Now what does this have to do with sleep? There seems to be some benefit for sleep if you block that neurokinin-3 receptor, and there seems possibly to be even more benefit if you also block that neurokinin-1 receptor on that same neuron.

There are two nonhormonal interventions for hot flashes that have been shown to be effective. One is FDA approved, and that is Veozah and that acts on neurokinin-3 and that’s fezolinetant (Astellas). There’s another drug that has been shown in phase 2 trials, OASIS 1 and 2, and that’s elinzanetant (Bayer) that effects neurokinin-1 and neurokinin-3. Both of those drugs seem to improve sleep, but perhaps the one that also antagonizes neurokinin-1 might do it a little more reliably. Neurokinin-1 receptors may also play a role in hot flashes. Researchers are looking at whether we could treat menopause-related sleep problems by targeting neurokinin receptors on the KNDy neuron, that same neuron that triggers the hot flashes.

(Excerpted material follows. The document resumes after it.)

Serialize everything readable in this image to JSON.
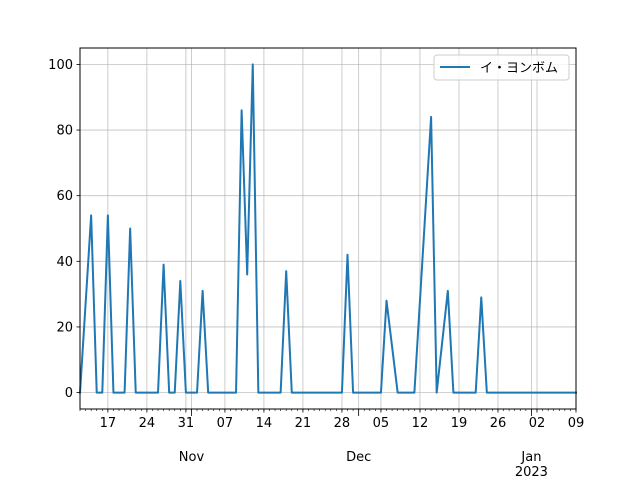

And we want to know what role neurokinin-1 and -3 receptors play in sleep disturbance, as well as the role of KNDy neurons in sleep more generally.

Healio: Is there anything else you’d like to add?

Maki: I would caution women against using alcohol to relax before bedtime. Women deal with a lot at midlife, they’re sleep deprived and maybe their levels of stress are high because menopause can also change how the brain responds to stress. It turns out that although alcohol makes us feel tired at first, it actually leads to sleep disturbance. The other thing that can be really helpful is to engage in aerobic exercise during the day. The more exercise you engage in, the better your sleep, so that can also provide some benefits.